Tuesday, February 8, 2011

A Tip of the Cap

Recently, the Canadian Radio-Telecommunications Commission, the equivalent of our FCC, agreed on "Usage-Based Billing" for the company Bell Canada.  The drastic move reduced the monthly usage bandwidth from 200GB down to a mere 25GB per month.  The move was met with an appropriate eruption of resistance from the oft complacent Internet community.

Perhaps Bell Canada merely applied too much pressure in too short a time.  200GB - 25GB a month is a massive and alarming leap and was met with the outpour it warranted.  Comcast, however, seems to have a more accurate read on the temerity of its consumer base.  Rather than trying to slam a lid on alloted bandwidth, Comcast used some reasonable and devious foresight in their approach.  Knowing that with a delicate touch, and enough time for fervor to come and go, Comcast has implemented a somewhat reasonable usage cap and will charge those who will most certainly exceed it in the near future as the inevitable growth of data strains their bandwidth.

From Comcast.com:
"Your Comcast High-Speed Internet service has a monthly data usage allowance of 250 gigabytes (GB).

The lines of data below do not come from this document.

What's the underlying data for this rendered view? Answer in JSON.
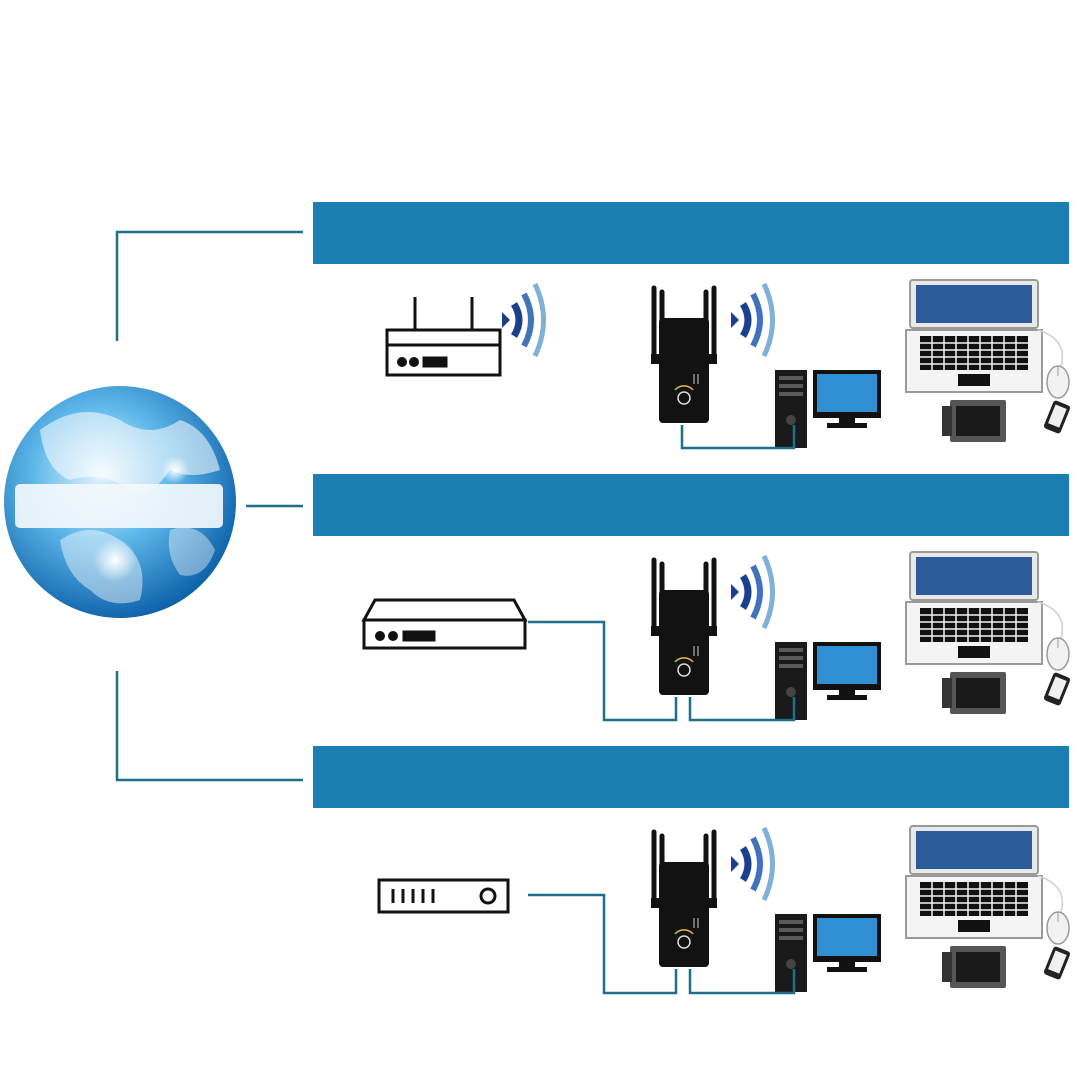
{
  "diagram": {
    "bands": [
      {
        "id": "router-mode",
        "label": ""
      },
      {
        "id": "ap-mode",
        "label": ""
      },
      {
        "id": "client-mode",
        "label": ""
      }
    ],
    "globe": {
      "label": ""
    },
    "colors": {
      "band": "#1b7fb4",
      "connector": "#1f6f8b",
      "signal_dark": "#1d3f8f",
      "signal_light": "#7fb0d8",
      "device_stroke": "#111111",
      "extender_body": "#111111",
      "screen": "#2f8fd3",
      "laptop_screen": "#2a5c9a"
    },
    "icons": [
      "globe-icon",
      "wifi-router-icon",
      "modem-icon",
      "set-top-box-icon",
      "repeater-icon",
      "desktop-pc-icon",
      "laptop-icon",
      "mouse-icon",
      "printer-icon",
      "smartphone-icon",
      "wifi-signal-icon"
    ]
  }
}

If you are wondering whether you are at risk of exceeding this 250GB threshold, you should know that the vast majority - around 99% - of Comcast customers use significantly less than 250GB per month."


Certainly, a cap of 250GB will seem irrelevant to the typical Internet user when framed with statistics like "50 million plain text e-mails" and "25,000 songs", but when you consider things like high definition streaming video, online games, and entire families sharing that cap, the ceiling starts to look that much closer.  However, perhaps the most important thing to remember when considering the effects of metered Internet remains "growth".  With services like Netflix and Youtube expanding rapidly and the evolution of cleaner and clearer video and audio codecs, Comcast's 250GB cap will soon be an absurd limitation on Internet usage.